Gewährleistungsansprüche – Händler entziehen sich der Verantwortung

Verbraucherzentrale Niedersachsen

Eine bundesweite Auswertung der Verbraucherzentrale ergab, dass Verbraucher häufig Probleme damit haben, ihr Gewährleistungsrecht durchzusetzen. Konkret ergab die Auswertung, dass in 92 von 100 Beratungsfällen gegen gesetzliche Bestimmungen verstoßen wird. So werden häufig Schäden auf die Kunden abgeschoben. Darüber hinaus werden das Unwissen und die Unsicherheit der Verbraucher ausgenutzt.

Händler verweisen an Hersteller

  • Die Verbraucherzentrale stellte unter anderem fest, dass die Händler die Käufer häufig an die Hersteller verweisen, obwohl sie selbst als Vertragspartner für die Beseitigung von Mängeln verantwortlich sind. Dies war in rund 10 Prozent der Beratungsfälle der Fall.
  • In rund 66 Prozent der Beratungsfälle, die untersucht wurden, ging es um ein Defizit, der innerhalb des ersten halben Jahres auftrat. Häufig leugneten die Händler in diesen Fällen, dass überhaupt ein Mangel vorläge (24 Prozent) oder machten den Verbraucher für den Defekt selbst verantwortlich (15 Prozent).

Rechtsexpertin der Verbraucherzentrale Niedersachsen Mona Maria Semmler erklärt hierzu:

„Im Gewährleistungsrecht ist klar geregelt, dass bei einem Mangel innerhalb der ersten sechs Monate grundsätzlich davon auszugehen ist, dass er bereits beim Kauf vorlag. Im Zweifelsfall muss daher der Verkäufer beweisen, dass Käufer den Schaden selbst verursacht haben.“

Diese Regelung wird in der Realität jedoch häufig nicht beachtet.

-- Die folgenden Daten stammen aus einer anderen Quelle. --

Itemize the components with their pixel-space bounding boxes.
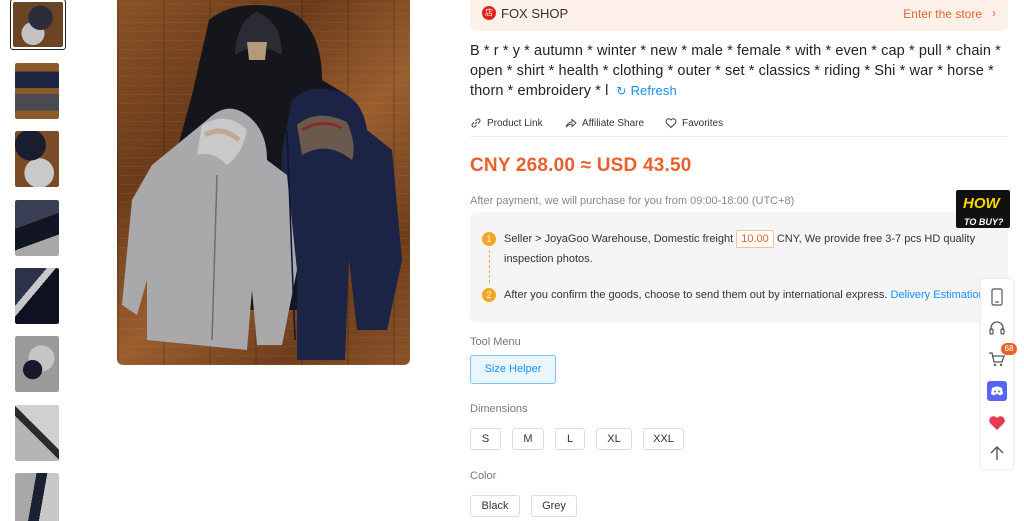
phone-icon[interactable]	[981, 283, 1013, 311]
step-1-prefix: Seller > JoyaGoo Warehouse, Domestic fre…	[504, 233, 734, 245]
floating-toolbar: 68	[980, 278, 1017, 470]
thumbnail-4[interactable]	[15, 200, 59, 256]
size-option-s[interactable]: S	[470, 428, 501, 450]
refresh-icon[interactable]: ↻	[616, 84, 626, 98]
thumbnail-6[interactable]	[15, 336, 59, 392]
headset-icon[interactable]	[981, 314, 1013, 342]
step-2-badge: 2	[482, 288, 496, 302]
step-2-label: After you confirm the goods, choose to s…	[504, 289, 888, 301]
discord-icon[interactable]	[981, 377, 1013, 405]
step-1-badge: 1	[482, 232, 496, 246]
enter-store-link[interactable]: Enter the store	[903, 7, 982, 21]
size-option-xl[interactable]: XL	[596, 428, 632, 450]
freight-value: 10.00	[736, 230, 774, 248]
size-option-xxl[interactable]: XXL	[643, 428, 684, 450]
product-actions: Product Link Affiliate Share Favorites	[470, 117, 1008, 137]
chevron-right-icon: ›	[992, 6, 996, 20]
thumbnail-8[interactable]	[15, 473, 59, 521]
thumbnail-2[interactable]	[15, 63, 59, 119]
purchase-note: After payment, we will purchase for you …	[470, 195, 795, 207]
purchase-steps: 1 Seller > JoyaGoo Warehouse, Domestic f…	[470, 212, 1008, 322]
size-option-l[interactable]: L	[555, 428, 585, 450]
cart-count-badge: 68	[1001, 343, 1017, 355]
product-link-label: Product Link	[487, 117, 543, 129]
color-label: Color	[470, 470, 497, 482]
shop-banner[interactable]: 店 FOX SHOP Enter the store ›	[470, 0, 1008, 31]
heart-icon[interactable]	[981, 409, 1013, 437]
how-to-buy-line1: HOW	[963, 195, 1000, 212]
product-page: 店 FOX SHOP Enter the store › B * r * y *…	[0, 0, 1024, 521]
step-1-text: Seller > JoyaGoo Warehouse, Domestic fre…	[504, 229, 998, 269]
size-helper-button[interactable]: Size Helper	[470, 355, 556, 384]
share-icon	[565, 118, 577, 128]
affiliate-share-button[interactable]: Affiliate Share	[565, 117, 644, 129]
product-link-button[interactable]: Product Link	[470, 117, 543, 129]
shop-logo-icon: 店	[482, 6, 496, 20]
tool-menu-label: Tool Menu	[470, 336, 521, 348]
product-title: B * r * y * autumn * winter * new * male…	[470, 42, 1002, 102]
product-price: CNY 268.00 ≈ USD 43.50	[470, 155, 692, 176]
thumbnail-3[interactable]	[15, 131, 59, 187]
delivery-estimation-link[interactable]: Delivery Estimation >	[890, 289, 994, 301]
how-to-buy-badge[interactable]: HOW TO BUY?	[956, 190, 1010, 228]
affiliate-share-label: Affiliate Share	[582, 117, 645, 129]
heart-outline-icon	[665, 118, 677, 129]
favorites-label: Favorites	[682, 117, 724, 129]
favorites-button[interactable]: Favorites	[665, 117, 723, 129]
color-option-black[interactable]: Black	[470, 495, 520, 517]
how-to-buy-line2: TO BUY?	[964, 217, 1004, 227]
divider	[470, 136, 1008, 137]
step-connector	[489, 250, 490, 283]
hoodies-illustration	[122, 5, 402, 360]
color-option-grey[interactable]: Grey	[531, 495, 577, 517]
thumbnail-1[interactable]	[10, 0, 66, 50]
product-title-text: B * r * y * autumn * winter * new * male…	[470, 43, 1001, 99]
size-option-m[interactable]: M	[512, 428, 544, 450]
main-product-image[interactable]	[117, 0, 410, 365]
refresh-link[interactable]: Refresh	[631, 83, 677, 98]
back-to-top-icon[interactable]	[981, 439, 1013, 467]
dimensions-label: Dimensions	[470, 403, 528, 415]
link-icon	[471, 118, 481, 128]
thumbnail-7[interactable]	[15, 405, 59, 461]
thumbnail-5[interactable]	[15, 268, 59, 324]
shop-name: FOX SHOP	[501, 6, 569, 21]
step-2-text: After you confirm the goods, choose to s…	[504, 285, 998, 305]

Weitere Gründe für die Ablehnung der Gewährleistung

Die Verbraucherzentrale stellte in der Auswertung fest, dass Verbraucher in ungefähr 10 Prozent der Fälle darauf hingewiesen werden, dass die Garantie bereits abgelaufen sei oder überhaupt kein Gewährleistungsrecht bestehe. Obwohl im Gesetz grundsätzlich eine zweijährige Gewährleistungsfrist festgeschrieben ist, werden die Verbraucher durch solche Aussagen von den Händlern immer wieder in die Irre geführt. In einzelnen Fällen wurden die Verbraucher sogar um eine sehr aufwändige Dokumentation gebeten oder es wurde verlangt, die Geräte selbst auseinander zubauen und einzelne Teile an den Hersteller zurückzusenden. Durch das Auseinanderbrauen des Geräts können jedoch die Gewährleistungsansprüche verloren gehen.

Verbraucher werden hingehalten

Das Ergebnis der Auswertung zeigt darüber hinaus, dass den Verbrauchern in knapp der Hälfte aller Fälle (48 Prozent) zusätzlich Steine in den Weg gelegt wurden. Beispielsweise wurden den Kunden falsche Kontaktdaten genannt oder sie wurden pauschal an Servicestellen verwiesen. Zudem wurde festgestellt, dass Verbraucher hingehalten und die Bearbeitungen hinausgezögert wurden. Rund 38 Prozent der Verbraucher war es letztendlich möglich, nachdem sie die Verbraucherzentrale informiert hatten, den Sachverhalt selbst direkt mit dem Händler zu klären. Damit Verbraucher ihr Gewährleistungsrecht richtig durchsetzen können, müssen diese die Rechtslage jedoch genau kennen.